Scientific Reports (May 2021)
A machine-learning-based alloy design platform that enables both forward and inverse predictions for thermo-mechanically controlled processed (TMCP) steel alloys
Abstract
Abstract Predicting mechanical properties such as yield strength (YS) and ultimate tensile strength (UTS) is an intricate undertaking in practice, notwithstanding a plethora of well-established theoretical and empirical models. A data-driven approach should be a fundamental exercise when making YS/UTS predictions. For this study, we collected 16 descriptors (attributes) that implicate the compositional and processing information and the corresponding YS/UTS values for 5473 thermo-mechanically controlled processed (TMCP) steel alloys.

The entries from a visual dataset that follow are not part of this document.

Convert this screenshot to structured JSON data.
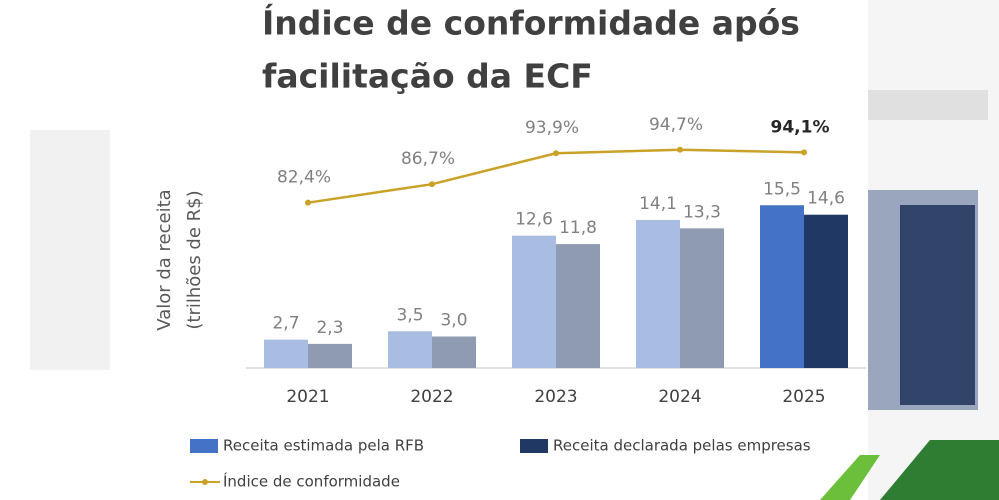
{
  "chart_data": {
    "type": "bar-line",
    "title": [
      "Índice de conformidade após",
      "facilitação da ECF"
    ],
    "y_label": [
      "Valor da receita",
      "(trilhões de R$)"
    ],
    "categories": [
      "2021",
      "2022",
      "2023",
      "2024",
      "2025"
    ],
    "ylim": [
      0,
      20
    ],
    "y2lim": [
      60,
      100
    ],
    "series": [
      {
        "name": "Receita estimada pela RFB",
        "color": "#4472c4",
        "colors": [
          "#a9bde3",
          "#a9bde3",
          "#a9bde3",
          "#a9bde3",
          "#4472c4"
        ],
        "values": [
          2.7,
          3.5,
          12.6,
          14.1,
          15.5
        ],
        "value_labels": [
          "2,7",
          "3,5",
          "12,6",
          "14,1",
          "15,5"
        ]
      },
      {
        "name": "Receita declarada pelas empresas",
        "color": "#1f3864",
        "colors": [
          "#8e9bb0",
          "#8e9bb0",
          "#8e9bb0",
          "#8e9bb0",
          "#1f3864"
        ],
        "values": [
          2.3,
          3.0,
          11.8,
          13.3,
          14.6
        ],
        "value_labels": [
          "2,3",
          "3,0",
          "11,8",
          "13,3",
          "14,6"
        ]
      },
      {
        "name": "Índice de conformidade",
        "type": "line",
        "axis": "y2",
        "color": "#c9a227",
        "values": [
          82.4,
          86.7,
          93.9,
          94.7,
          94.1
        ],
        "value_labels": [
          "82,4%",
          "86,7%",
          "93,9%",
          "94,7%",
          "94,1%"
        ]
      }
    ]
  }
}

We set up an integrated machine-learning (ML) platform consisting of 16 ML algorithms to predict the YS/UTS based on the descriptors. The integrated ML platform involved regularization-based linear regression algorithms, ensemble ML algorithms, and some non-linear ML algorithms. Despite the dirty nature of most real-world industry data, we obtained acceptable holdout dataset test results such as R2 > 0.6 and MSE < 0.01 for seven non-linear ML algorithms. The seven fully trained non-linear ML models were used for the ensuing ‘inverse design (prediction)’ based on an elitist-reinforced, non-dominated sorting genetic algorithm (NSGA-II). The NSGA-II enabled us to predict solutions that exhibit desirable YS/UTS values for each ML algorithm. In addition, the NSGA-II-driven solutions in the 16-dimensional input feature space were visualized using holographic research strategy (HRS) in order to systematically compare and analyze the inverse-predicted solutions for each ML algorithm.